Mapping Machine Learning Algorithms to Use Cases
With such a variety of machine learning algorithms available and so many tool choices, it is understandable that those new to the field would ask the question “which algorithm should I use?” The answer to the question depends, of course, on what you want to do with the data, what is the business question that you want to answer. Also to be considered is the type of data you are working with, the size of the data and its quality. There are other factors too, but lets keep things simple for now.
I have linked in with some vendors for their mapping diagrams, or better known in the industry as Cheatsheets, and outlined some of those which I think are most helpful.
I will caveat this article by saying, that it is impossible for even the most experienced data scientist to know which algorithm will perform the best and she/he will usually try a number. However, it is true that different machine learning algorithms are suited to different types of data and different problems, and this article should provide you with some guidance on which algorithms to try first, depending on some clear factors.
The first mapping is from the Azure Machine Learning Algorithm Cheat Sheet and it does a really great job of creating that bridge between a business case and the appropriate algorithm. Microsoft say this mapping "helps you chose the best machine learning algorithm for your predictive analytics solution. Your decision is driven by both the nature of your data and the goal you want to achieve with your data"

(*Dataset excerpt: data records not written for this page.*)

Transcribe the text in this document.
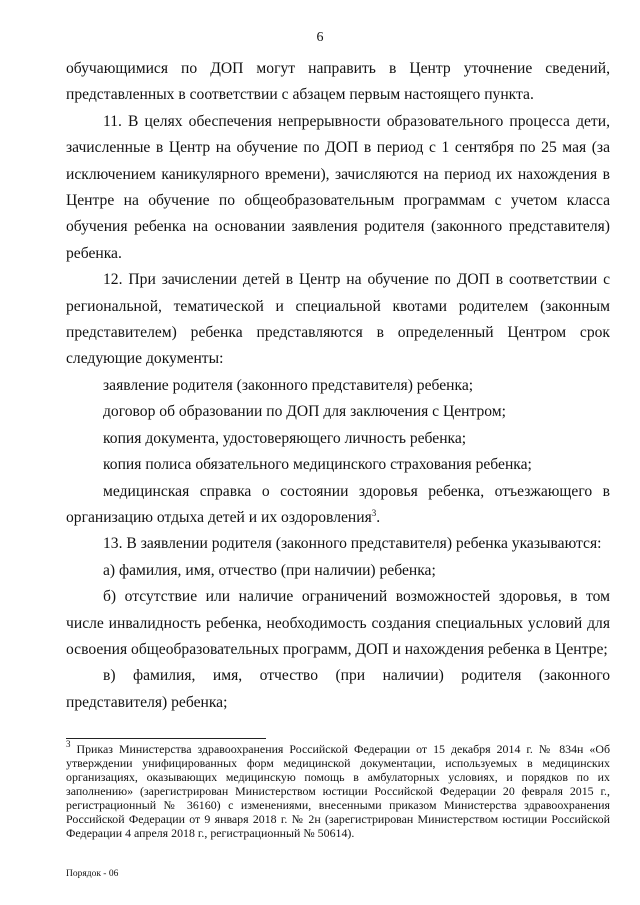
6

обучающимися по ДОП могут направить в Центр уточнение сведений, представленных в соответствии с абзацем первым настоящего пункта.

11. В целях обеспечения непрерывности образовательного процесса дети, зачисленные в Центр на обучение по ДОП в период с 1 сентября по 25 мая (за исключением каникулярного времени), зачисляются на период их нахождения в Центре на обучение по общеобразовательным программам с учетом класса обучения ребенка на основании заявления родителя (законного представителя) ребенка.

12. При зачислении детей в Центр на обучение по ДОП в соответствии с региональной, тематической и специальной квотами родителем (законным представителем) ребенка представляются в определенный Центром срок следующие документы:

заявление родителя (законного представителя) ребенка;

договор об образовании по ДОП для заключения с Центром;

копия документа, удостоверяющего личность ребенка;

копия полиса обязательного медицинского страхования ребенка;

медицинская справка о состоянии здоровья ребенка, отъезжающего в организацию отдыха детей и их оздоровления$^3$.

13. В заявлении родителя (законного представителя) ребенка указываются:

а) фамилия, имя, отчество (при наличии) ребенка;

б) отсутствие или наличие ограничений возможностей здоровья, в том числе инвалидность ребенка, необходимость создания специальных условий для освоения общеобразовательных программ, ДОП и нахождения ребенка в Центре;

в) фамилия, имя, отчество (при наличии) родителя (законного представителя) ребенка;

$^3$ Приказ Министерства здравоохранения Российской Федерации от 15 декабря 2014 г. № 834н «Об утверждении унифицированных форм медицинской документации, используемых в медицинских организациях, оказывающих медицинскую помощь в амбулаторных условиях, и порядков по их заполнению» (зарегистрирован Министерством юстиции Российской Федерации 20 февраля 2015 г., регистрационный № 36160) с изменениями, внесенными приказом Министерства здравоохранения Российской Федерации от 9 января 2018 г. № 2н (зарегистрирован Министерством юстиции Российской Федерации 4 апреля 2018 г., регистрационный № 50614).

Порядок - 06
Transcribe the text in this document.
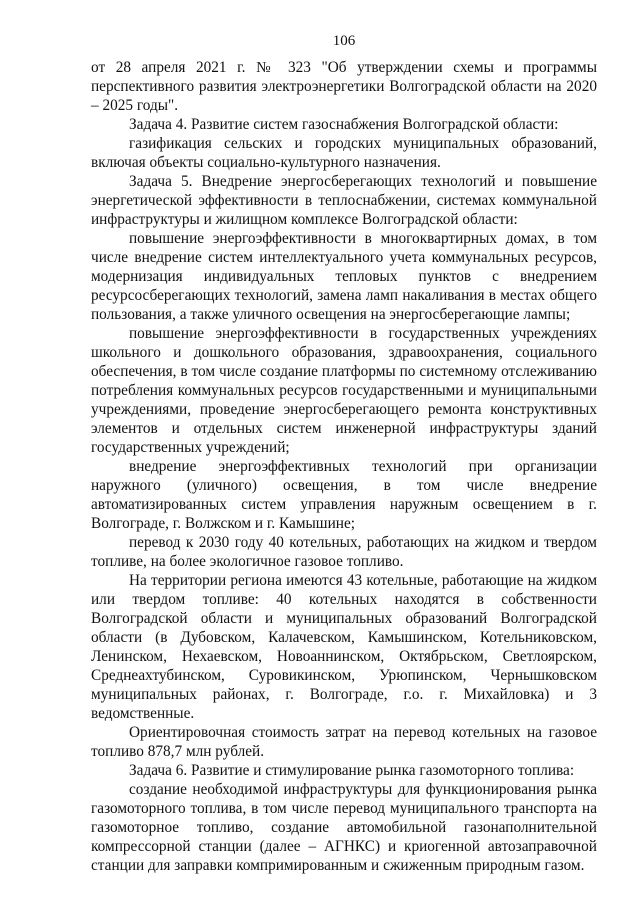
106

от 28 апреля 2021 г. № 323 "Об утверждении схемы и программы перспективного развития электроэнергетики Волгоградской области на 2020 – 2025 годы".

Задача 4. Развитие систем газоснабжения Волгоградской области:

газификация сельских и городских муниципальных образований, включая объекты социально-культурного назначения.

Задача 5. Внедрение энергосберегающих технологий и повышение энергетической эффективности в теплоснабжении, системах коммунальной инфраструктуры и жилищном комплексе Волгоградской области:

повышение энергоэффективности в многоквартирных домах, в том числе внедрение систем интеллектуального учета коммунальных ресурсов, модернизация индивидуальных тепловых пунктов с внедрением ресурсосберегающих технологий, замена ламп накаливания в местах общего пользования, а также уличного освещения на энергосберегающие лампы;

повышение энергоэффективности в государственных учреждениях школьного и дошкольного образования, здравоохранения, социального обеспечения, в том числе создание платформы по системному отслеживанию потребления коммунальных ресурсов государственными и муниципальными учреждениями, проведение энергосберегающего ремонта конструктивных элементов и отдельных систем инженерной инфраструктуры зданий государственных учреждений;

внедрение энергоэффективных технологий при организации наружного (уличного) освещения, в том числе внедрение автоматизированных систем управления наружным освещением в г. Волгограде, г. Волжском и г. Камышине;

перевод к 2030 году 40 котельных, работающих на жидком и твердом топливе, на более экологичное газовое топливо.

На территории региона имеются 43 котельные, работающие на жидком или твердом топливе: 40 котельных находятся в собственности Волгоградской области и муниципальных образований Волгоградской области (в Дубовском, Калачевском, Камышинском, Котельниковском, Ленинском, Нехаевском, Новоаннинском, Октябрьском, Светлоярском, Среднеахтубинском, Суровикинском, Урюпинском, Чернышковском муниципальных районах, г. Волгограде, г.о. г. Михайловка) и 3 ведомственные.

Ориентировочная стоимость затрат на перевод котельных на газовое топливо 878,7 млн рублей.

Задача 6. Развитие и стимулирование рынка газомоторного топлива:

создание необходимой инфраструктуры для функционирования рынка газомоторного топлива, в том числе перевод муниципального транспорта на газомоторное топливо, создание автомобильной газонаполнительной компрессорной станции (далее – АГНКС) и криогенной автозаправочной станции для заправки компримированным и сжиженным природным газом.
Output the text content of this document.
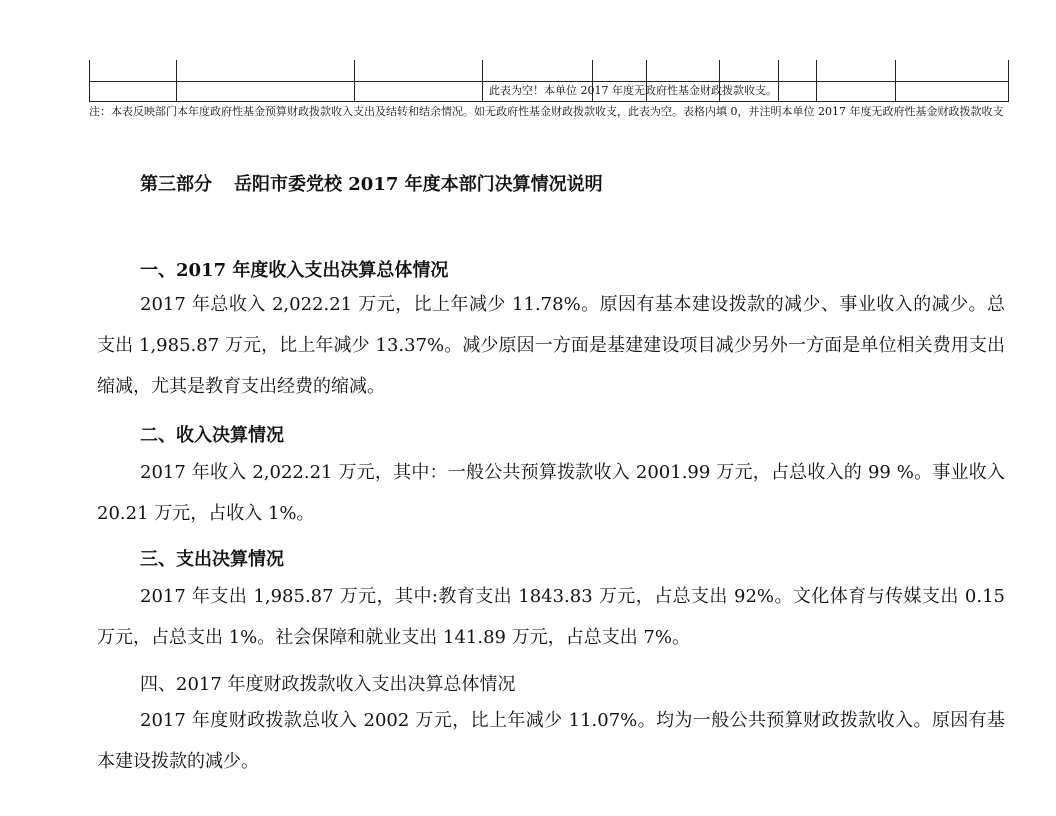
			此表为空！本单位 2017 年度无政府性基金财政拨款收支。						

注：本表反映部门本年度政府性基金预算财政拨款收入支出及结转和结余情况。如无政府性基金财政拨款收支，此表为空。表格内填 0，并注明本单位 2017 年度无政府性基金财政拨款收支

第三部分 岳阳市委党校 2017 年度本部门决算情况说明
一、2017 年度收入支出决算总体情况

2017 年总收入 2,022.21 万元，比上年减少 11.78%。原因有基本建设拨款的减少、事业收入的减少。总支出 1,985.87 万元，比上年减少 13.37%。减少原因一方面是基建建设项目减少另外一方面是单位相关费用支出缩减，尤其是教育支出经费的缩减。

二、收入决算情况

2017 年收入 2,022.21 万元，其中：一般公共预算拨款收入 2001.99 万元，占总收入的 99 %。事业收入 20.21 万元，占收入 1%。

三、支出决算情况

2017 年支出 1,985.87 万元，其中:教育支出 1843.83 万元，占总支出 92%。文化体育与传媒支出 0.15 万元，占总支出 1%。社会保障和就业支出 141.89 万元，占总支出 7%。

四、2017 年度财政拨款收入支出决算总体情况

2017 年度财政拨款总收入 2002 万元，比上年减少 11.07%。均为一般公共预算财政拨款收入。原因有基本建设拨款的减少。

Azure Machine Learning has a large library of algorithms from the classification, recommender systems, clustering, anomaly detection, regression, and text analytics families. Each is designed to address a different type of machine learning problem.
Next up is a flowchart from Scikit-learn designed 'to give users a bit of a rough guide on how to approach problems with regard to which estimators to try on your data'
https://scikit-learn.org/stable/tutorial/machine_learning_map/index.html
I have included the link here because this is actually an interactive chart so you can click on any of the machine learning algorithms in the green boxes to read their documentation which is really convenient.
Last but not least, I found a really great ML algorithm cheatsheet from SAS. They give good guidance on how to use it: Read the path and algorithm labels on the chart as "If <path label> then use <algorithm>."
For example:
- If you want to perform dimension reduction then use principal component analysis.
- If you need a numeric prediction quickly, use decision trees or linear regression.
- If you need a hierarchical result, use hierarchical clustering.
And a key point by SAS which really summarises all of these guides..
"it is important to remember these paths are intended to be rule-of-thumb recommendations, so ...the recommendations are not exact."
Hoping this article gets you started tinkering with Machine Learning, or, acts as a refresher/reminder for the seasoned pros.